The U.S. government has toughened its stance on the sale of companies to Chinese entities, at a time when Trump is trying to put pressure on China to help tackle North Korea’s nuclear ambitions and be more accommodative on trade and foreign exchange issues.
The MoneyGram deal is the latest in a string of Chinese acquisitions of U.S. companies that have failed to clear CFIUS. They include China-backed buyout fund Canyon Bridge Capital Partners LLC’s $1.3 billion acquisition of U.S. chip maker Lattice Semiconductor Corp, China Oceanwide Holdings Group Co Ltd’s $2.7 billion acquisition of U.S. life insurer Genworth Financial Inc and Chinese buyout firm Orient Hontai Capital’s $1.4 billion acquisition of U.S. mobile marketing firm AppLovin.
The MoneyGram’s deal demise is also the latest example of how CFIUS’ focus on cyber security and the integrity of personal data is prompting it to block deals in sectors not traditionally associated with national security, such as financial services.
Other U.S. financial services deals by Chinese firms are waiting for approval from CFIUS, including HNA Group Co’s acquisition of hedge fund-of-funds firm SkyBridge Capital LLC from Anthony Scaramucci, the Trump administration’s former communications director.
Skybridge and HNA did not immediately respond to requests for comment.
Dallas-based MoneyGram has approximately 350,000 remittance locations in more than 200 countries. Ant Financial was looking to take over MoneyGram not so much for its U.S. presence but to expand in growing markets outside of China.
Ant Financial and MoneyGram said they will now explore and develop initiatives to work together in remittance and digital payments in China, India, the Philippines and other Asian markets, as well as in the United States. This cooperation will take the form of commercial agreements, one of the sources said.
Any arrangements reached by Ant Financial and MoneyGram that do not involve a transaction would not be subject to review by CFIUS.
Some U.S. lawmakers, including Republican Senators Pat Roberts and Jerry Moran, had written to Treasury Secretary Steven Mnuchin, who also serves as chairman of CFIUS, to express concern that Ant Financial’s acquisition of MoneyGram could pose national security threats, arguing that the information of U.S. citizens, including military personnel, could be compromised.

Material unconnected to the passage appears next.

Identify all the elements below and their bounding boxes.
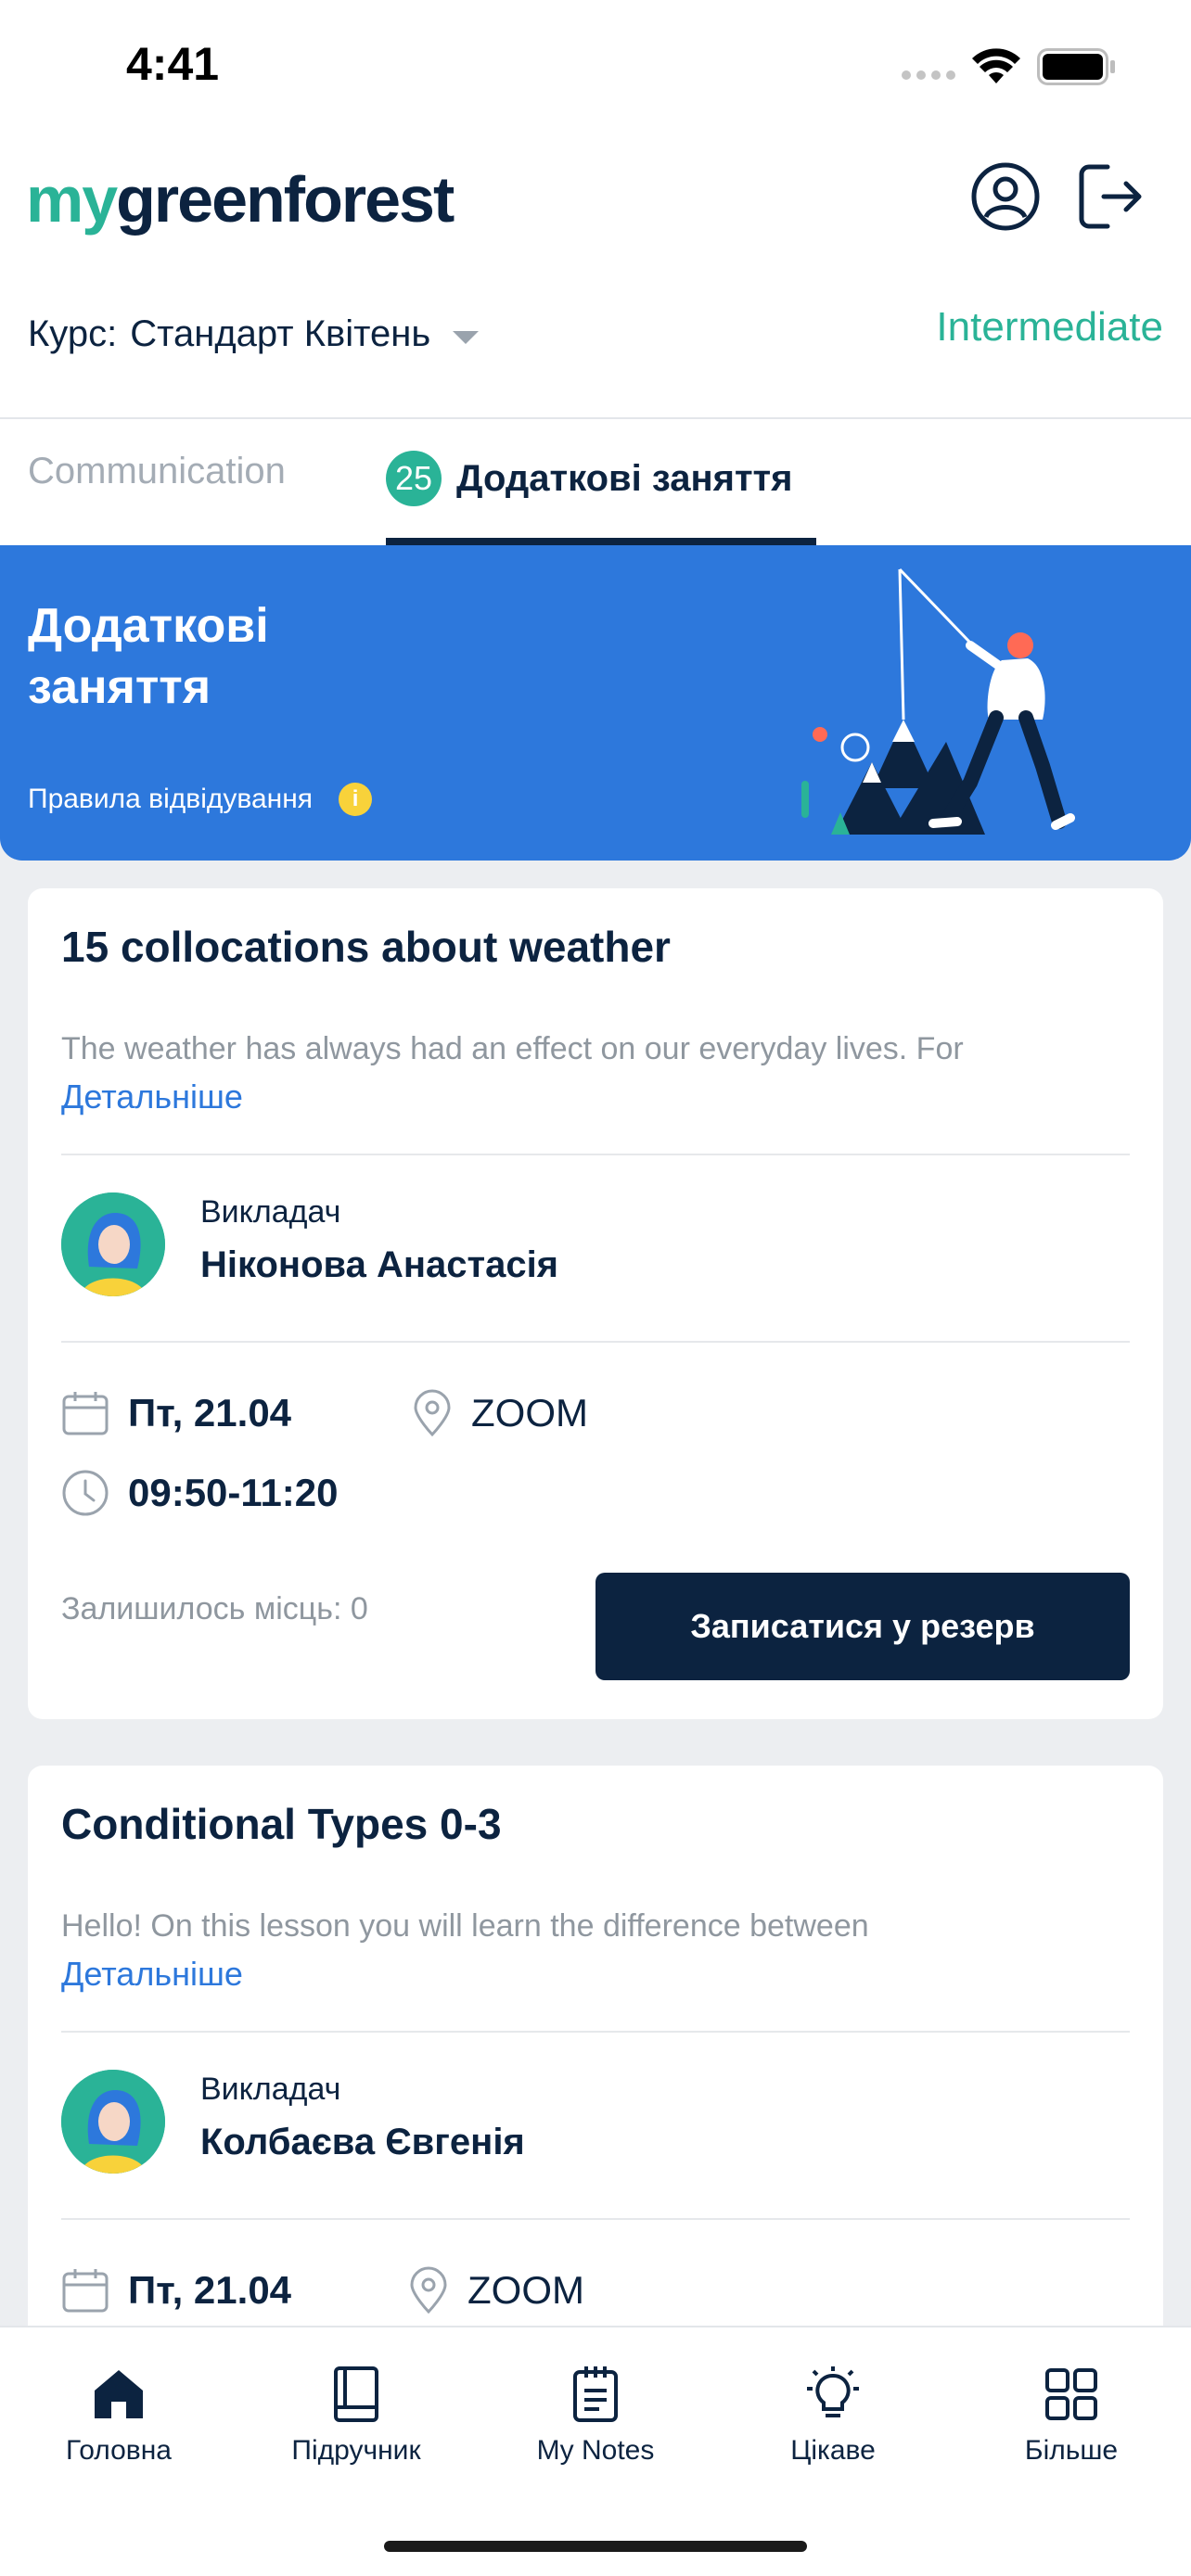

Ant Financial had argued that MoneyGram’s data infrastructure would remain in the United States, with personal information encrypted or held in secure facilities on U.S. soil. It had also pointed to existing U.S. regulations that call for such protections.

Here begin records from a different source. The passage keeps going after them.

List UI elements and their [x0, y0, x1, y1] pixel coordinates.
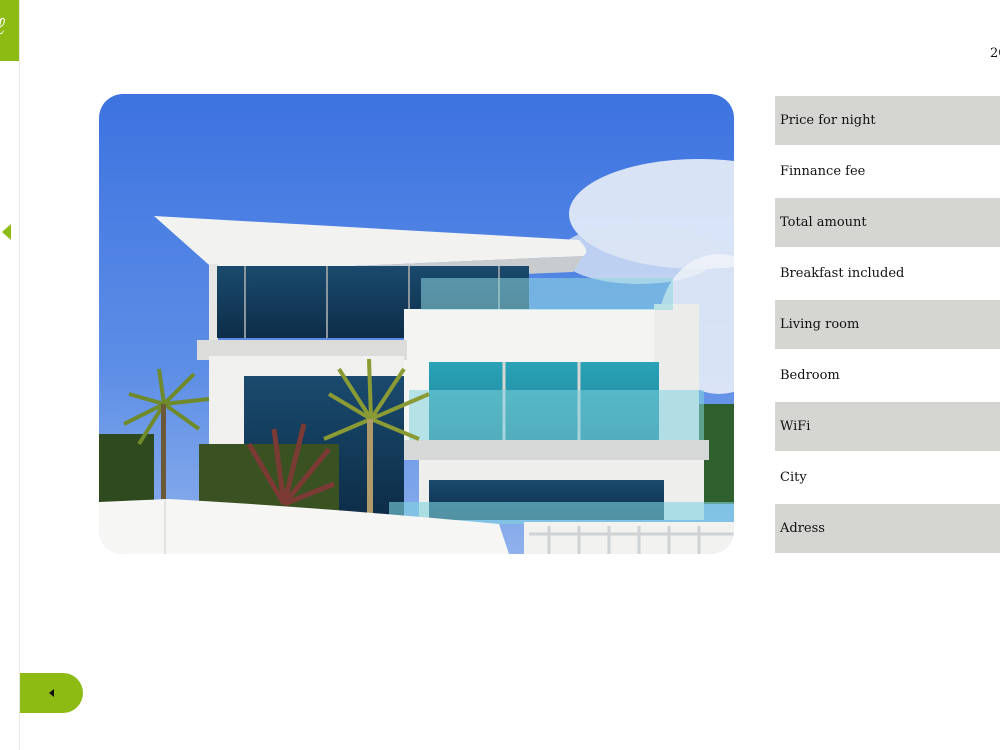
- detail-label: Bedroom: [780, 368, 840, 383]
- page: ℓ 20: [0, 0, 1000, 750]
- detail-label: Adress: [780, 521, 825, 536]
- detail-row-finance-fee: Finnance fee: [775, 147, 1000, 196]
- property-photo: [99, 94, 734, 554]
- detail-row-bedroom: Bedroom: [775, 351, 1000, 400]
- detail-label: Living room: [780, 317, 860, 332]
- detail-label: Breakfast included: [780, 266, 905, 281]
- detail-row-city: City: [775, 453, 1000, 502]
- detail-label: WiFi: [780, 419, 811, 434]
- detail-row-price-for-night: Price for night: [775, 96, 1000, 145]
- property-details-table: Price for night Finnance fee Total amoun…: [775, 96, 1000, 555]
- detail-row-wifi: WiFi: [775, 402, 1000, 451]
- caret-left-icon: [49, 689, 54, 697]
- logo-mark-icon: ℓ: [0, 12, 5, 41]
- detail-row-total-amount: Total amount: [775, 198, 1000, 247]
- detail-row-living-room: Living room: [775, 300, 1000, 349]
- detail-label: Total amount: [780, 215, 867, 230]
- logo[interactable]: ℓ: [0, 0, 19, 61]
- detail-row-adress: Adress: [775, 504, 1000, 553]
- detail-label: Finnance fee: [780, 164, 866, 179]
- collapse-sidebar-button[interactable]: [20, 673, 83, 713]
- detail-row-breakfast-included: Breakfast included: [775, 249, 1000, 298]
- detail-label: Price for night: [780, 113, 876, 128]
- house-illustration: [99, 94, 734, 554]
- left-sidebar: ℓ: [0, 0, 20, 750]
- caret-left-icon[interactable]: [2, 224, 11, 240]
- year-label: 20: [990, 46, 1000, 61]
- detail-label: City: [780, 470, 807, 485]
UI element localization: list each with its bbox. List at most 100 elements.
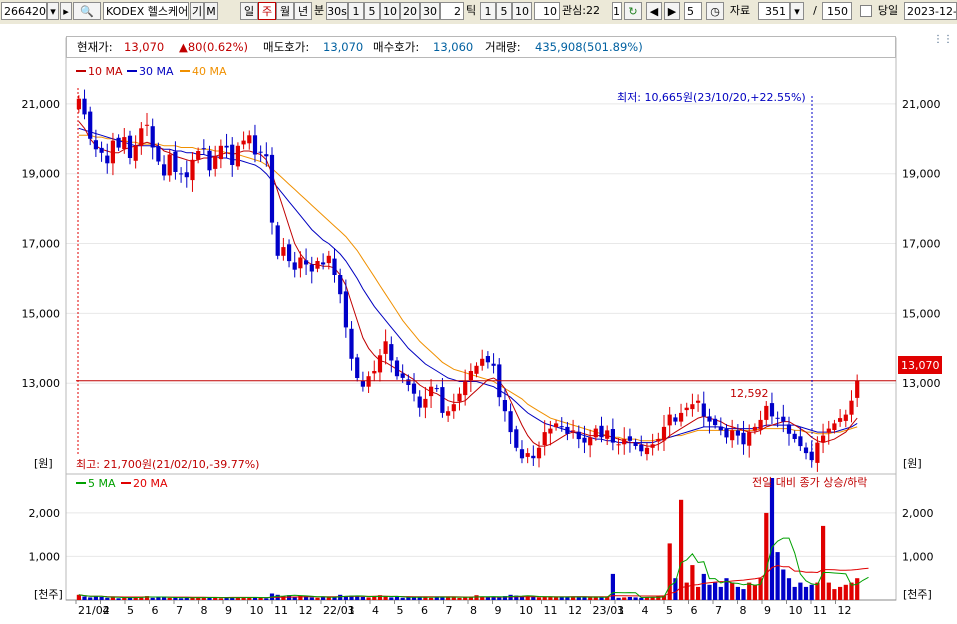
volume-bar: [752, 584, 757, 601]
volume-unit-right: [천주]: [903, 587, 932, 601]
candle-body: [542, 432, 547, 445]
candle-body: [150, 126, 155, 148]
candle-body: [349, 328, 354, 359]
x-tick-label: 8: [740, 604, 747, 617]
volume-bar: [821, 525, 826, 600]
candle-body: [832, 423, 837, 430]
x-tick-label: 3: [617, 604, 624, 617]
volume-bar: [179, 598, 184, 600]
x-tick-label: 11: [274, 604, 288, 617]
volume-bar: [360, 597, 365, 600]
settings-grip-icon[interactable]: ⋮⋮: [933, 34, 953, 45]
candle-body: [849, 400, 854, 415]
volume-bar: [247, 597, 252, 600]
volume-bar: [474, 595, 479, 600]
candle-body: [769, 403, 775, 417]
candle-body: [718, 426, 723, 431]
candle-body: [122, 137, 127, 149]
candle-body: [565, 426, 570, 434]
candle-body: [696, 400, 701, 403]
volume-bar: [116, 598, 121, 600]
volume-bar: [781, 569, 786, 600]
candle-body: [292, 262, 297, 270]
volume-bar: [394, 597, 400, 600]
volume-bar: [406, 597, 411, 600]
price-unit-right: [원]: [903, 457, 922, 470]
price-unit-left: [원]: [34, 457, 53, 470]
candle-body: [383, 341, 388, 354]
candle-body: [843, 414, 848, 421]
candle-body: [480, 358, 485, 366]
x-tick-label: 4: [642, 604, 649, 617]
volume-bar: [764, 512, 769, 600]
volume-tick-left: 1,000: [29, 550, 61, 563]
candle-body: [571, 430, 576, 432]
candle-body: [133, 145, 138, 161]
candle-body: [508, 411, 513, 433]
volume-tick-right: 1,000: [902, 550, 934, 563]
x-tick-label: 7: [715, 604, 722, 617]
candle-body: [622, 439, 627, 445]
volume-bar: [326, 597, 331, 600]
price-info-bar: 현재가: 13,070 ▲80(0.62%) 매도호가: 13,070 매수호가…: [66, 36, 896, 58]
volume-bar: [747, 582, 752, 600]
volume-bar: [497, 597, 502, 600]
volume-bar: [82, 596, 87, 600]
candle-body: [315, 261, 320, 269]
annotation-mid: 12,592: [730, 387, 769, 400]
volume-note: 전일 대비 종가 상승/하락: [752, 475, 867, 489]
candle-body: [196, 151, 201, 160]
candle-body: [173, 151, 178, 172]
price-tick-left: 13,000: [22, 377, 61, 390]
x-tick-label: 4: [372, 604, 379, 617]
candle-body: [724, 429, 729, 438]
candle-body: [224, 145, 229, 148]
price-tick-right: 17,000: [902, 238, 941, 251]
candle-body: [502, 400, 507, 412]
x-tick-label: 6: [152, 604, 159, 617]
x-tick-label: 7: [446, 604, 453, 617]
volume-bar: [684, 582, 689, 600]
candle-body: [627, 436, 632, 441]
x-tick-label: 3: [348, 604, 355, 617]
volume-bar: [366, 597, 371, 600]
volume-bar: [679, 499, 684, 600]
candle-body: [701, 403, 706, 417]
candle-body: [474, 365, 479, 374]
candle-body: [406, 379, 411, 385]
x-tick-label: 8: [470, 604, 477, 617]
candle-body: [99, 147, 104, 153]
candle-body: [463, 381, 468, 396]
x-tick-label: 5: [666, 604, 673, 617]
candle-body: [815, 442, 820, 463]
x-tick-label: 7: [176, 604, 183, 617]
candle-body: [582, 437, 587, 443]
candle-body: [252, 135, 258, 155]
volume-bar: [599, 597, 604, 600]
candle-body: [803, 447, 809, 454]
bid-value: 13,060: [433, 40, 474, 54]
candle-body: [690, 404, 695, 410]
x-tick-label: 12: [568, 604, 582, 617]
volume-tick-left: 2,000: [29, 507, 61, 520]
volume-bar: [110, 597, 115, 600]
candle-body: [366, 376, 371, 387]
x-tick-label: 10: [519, 604, 533, 617]
volume-bar: [309, 597, 314, 600]
candle-body: [661, 426, 667, 441]
volume-bar: [76, 594, 81, 600]
candle-body: [105, 155, 110, 164]
candle-body: [616, 444, 621, 446]
volume-bar: [622, 597, 627, 600]
candle-body: [110, 140, 115, 164]
volume-bar: [338, 594, 343, 600]
candle-body: [190, 159, 195, 181]
candle-body: [76, 98, 81, 110]
volume-bar: [633, 597, 638, 600]
volume-bar: [809, 584, 814, 601]
volume-bar: [826, 582, 831, 600]
candle-body: [116, 137, 121, 148]
candle-body: [798, 436, 803, 447]
candle-body: [88, 111, 93, 139]
candle-body: [326, 255, 331, 264]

CFIUS had approved a previous deal by Ant Financial, its acquisition in 2016 of Kansas City-based EyeVerify, which designs a mobile eye verification technology.
“What is more likely to happen at this point is that MoneyGram will sell to another company, and one company that has shown interest in the past is Euronet,” said Gil Luria, an equity analyst at D.A. Davidson & Co.
Ant Financial clinched an $18 per share all-cash deal to acquire MoneyGram in April, seeing off competition from U.S.-based Euronet Worldwide Inc, which had made an unsolicited offer for MoneyGram and openly lobbied U.S lawmakers, saying Ant’s proposal created a national security risk.
“Euronet continues to believe there is compelling commercial logic to a combination between Euronet and MoneyGram. However, significant developments have been disclosed by MoneyGram since Euronet’s offer, and Euronet has not conducted any evaluation of the business in that time. While we continue to view a transaction with MoneyGram as logical, there is no guarantee any offer will be made or any transaction will ultimately occur,” Euronet said in a statement.
Ant Financial said it paid MoneyGram a $30 million termination fee for the deal’s collapse.